Conn dubbed himself “Mr. Social Security,” was known for flamboyant commercials and even had a crew of “Conn Hotties” — young women he dispatched to community events in skin-tight T-shirts that advertised his law firm and its phone number, 1-800-232-HURT.

Filing disability cases can be lucrative. Lawyers are able to collect 25 percent of back pay on benefits already due, up to a maximum of $6,000. Conn earned $5.8 million from his bogus cases.

In the plea deal, Conn pinned blame for orchestrating the scheme on the Social Security judge, Mr. Daugherty.

Conn said the judge first approached him to shake him down for $5,000 in cash to cover addiction rehabilitation treatments for the judge’s niece. The judge pointedly told Conn that he had a lot of power over disability cases that came through the local office.

After a second shakedown a month later, to cover yet another rehabilitation treatment, Conn said he figured it was going to become a monthly problem, so they worked out an arrangement under which Mr. Daugherty would be paid $400 for every application he approved from Conn.

Conn said Mr. Daugherty even began grabbing cases that were supposed to go to other judges, approving the applications without even holding a hearing.

Mr. Daugherty made as much as $14,000 a month from the operation, paid in smaller installments after Mr. Daugherty warned Mr.

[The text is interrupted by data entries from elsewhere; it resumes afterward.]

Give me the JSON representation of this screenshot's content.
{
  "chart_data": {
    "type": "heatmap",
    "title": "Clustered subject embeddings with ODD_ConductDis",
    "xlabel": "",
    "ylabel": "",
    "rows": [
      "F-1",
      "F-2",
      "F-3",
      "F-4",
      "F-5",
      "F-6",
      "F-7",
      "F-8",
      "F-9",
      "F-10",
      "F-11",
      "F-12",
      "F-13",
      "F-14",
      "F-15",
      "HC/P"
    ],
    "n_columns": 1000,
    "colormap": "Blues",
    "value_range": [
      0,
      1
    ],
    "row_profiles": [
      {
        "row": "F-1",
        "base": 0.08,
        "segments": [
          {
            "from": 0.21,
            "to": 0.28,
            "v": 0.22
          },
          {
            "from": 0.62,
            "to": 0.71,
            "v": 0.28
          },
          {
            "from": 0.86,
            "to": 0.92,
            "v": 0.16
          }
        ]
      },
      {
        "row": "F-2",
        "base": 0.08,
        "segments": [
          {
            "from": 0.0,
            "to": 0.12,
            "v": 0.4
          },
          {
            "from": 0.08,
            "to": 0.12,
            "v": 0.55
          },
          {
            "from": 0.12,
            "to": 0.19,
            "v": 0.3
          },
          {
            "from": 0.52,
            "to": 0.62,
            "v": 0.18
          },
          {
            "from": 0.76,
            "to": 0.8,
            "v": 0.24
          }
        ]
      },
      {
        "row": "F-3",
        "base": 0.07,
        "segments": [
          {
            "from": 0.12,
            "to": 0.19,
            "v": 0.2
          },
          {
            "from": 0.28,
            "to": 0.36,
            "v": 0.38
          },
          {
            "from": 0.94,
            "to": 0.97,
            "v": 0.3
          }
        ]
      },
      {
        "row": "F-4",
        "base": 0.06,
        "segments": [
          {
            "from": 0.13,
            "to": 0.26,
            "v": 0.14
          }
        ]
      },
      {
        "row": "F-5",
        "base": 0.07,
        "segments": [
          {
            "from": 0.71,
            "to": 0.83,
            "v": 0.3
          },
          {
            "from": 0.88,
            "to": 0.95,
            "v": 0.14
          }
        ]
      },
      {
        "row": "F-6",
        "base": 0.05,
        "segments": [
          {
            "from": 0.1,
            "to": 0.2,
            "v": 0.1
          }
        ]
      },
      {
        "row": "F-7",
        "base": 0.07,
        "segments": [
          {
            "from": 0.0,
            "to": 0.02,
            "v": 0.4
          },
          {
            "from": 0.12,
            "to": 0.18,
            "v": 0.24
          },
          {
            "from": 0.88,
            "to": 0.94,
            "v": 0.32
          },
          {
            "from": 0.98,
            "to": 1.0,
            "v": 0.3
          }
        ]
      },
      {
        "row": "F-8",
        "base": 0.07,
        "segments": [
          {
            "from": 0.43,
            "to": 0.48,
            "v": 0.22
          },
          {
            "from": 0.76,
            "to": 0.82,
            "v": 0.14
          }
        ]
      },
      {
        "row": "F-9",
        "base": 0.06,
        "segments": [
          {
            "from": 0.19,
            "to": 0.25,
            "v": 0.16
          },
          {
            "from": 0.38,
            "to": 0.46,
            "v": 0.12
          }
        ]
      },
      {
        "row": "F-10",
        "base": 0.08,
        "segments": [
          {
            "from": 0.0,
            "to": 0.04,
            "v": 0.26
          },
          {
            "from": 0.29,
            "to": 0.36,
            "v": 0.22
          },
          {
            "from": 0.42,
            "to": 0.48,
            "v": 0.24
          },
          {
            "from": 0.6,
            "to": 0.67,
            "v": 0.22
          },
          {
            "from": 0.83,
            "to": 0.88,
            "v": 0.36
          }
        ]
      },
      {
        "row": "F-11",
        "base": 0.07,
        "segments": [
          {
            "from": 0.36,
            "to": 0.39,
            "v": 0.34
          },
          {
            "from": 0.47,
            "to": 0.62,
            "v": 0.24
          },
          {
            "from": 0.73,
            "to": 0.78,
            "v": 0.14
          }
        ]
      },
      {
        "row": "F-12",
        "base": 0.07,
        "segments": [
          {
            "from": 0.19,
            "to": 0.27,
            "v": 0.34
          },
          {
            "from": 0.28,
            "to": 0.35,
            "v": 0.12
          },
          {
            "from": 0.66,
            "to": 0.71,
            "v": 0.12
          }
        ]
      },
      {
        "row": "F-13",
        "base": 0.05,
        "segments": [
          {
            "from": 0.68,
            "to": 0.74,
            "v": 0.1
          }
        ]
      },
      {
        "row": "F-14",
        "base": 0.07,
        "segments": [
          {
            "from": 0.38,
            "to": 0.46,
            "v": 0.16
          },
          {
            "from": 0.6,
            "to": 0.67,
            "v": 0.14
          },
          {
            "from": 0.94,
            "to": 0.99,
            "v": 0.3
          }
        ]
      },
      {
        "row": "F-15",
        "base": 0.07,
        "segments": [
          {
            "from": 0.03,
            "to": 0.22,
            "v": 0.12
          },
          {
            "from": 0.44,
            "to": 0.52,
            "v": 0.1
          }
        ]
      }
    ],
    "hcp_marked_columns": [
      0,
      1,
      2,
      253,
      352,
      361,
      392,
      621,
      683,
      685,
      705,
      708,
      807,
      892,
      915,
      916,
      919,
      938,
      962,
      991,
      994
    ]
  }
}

Conn about Treasury Department rules that tracked payments larger than $10,000.

Since Mr. Daugherty wasn’t even holding hearings, Conn had to bolster the case record, so he created a stable of doctors and psychologists to fabricate IQ tests and medical evaluations that were so extreme that they qualified for disability on their face.

The Wall Street Journal exposed the fraud in a 2011 article that noted Mr. Daugherty had a big workload and an astonishingly high approval rate for the cases he took. One of the employees in the Social Security office had blown the whistle.

Conn said Mr. Daugherty begged for them to “keep our mouths shut.”

“Don’t get scared and run off to the feds,” Mr. Daugherty said, according to court documents.

Conn began to search out and destroy records of the fraud and even had one of his law firm employees falsify a video to try to get the whistleblower fired by discrediting her accusations against the scam.

Conn pleaded guilty last month to fraud and bribery charges. Last week, Judge Thapar ruled that Conn owes $12 million in damages and $19 million in penalties. He also owes the government $5.8 million to cover the fees he earned for submitting the more than 1,700 bogus cases.

Some of the penalty money would go to two former Social Security employees who blew the whistle on the fraud.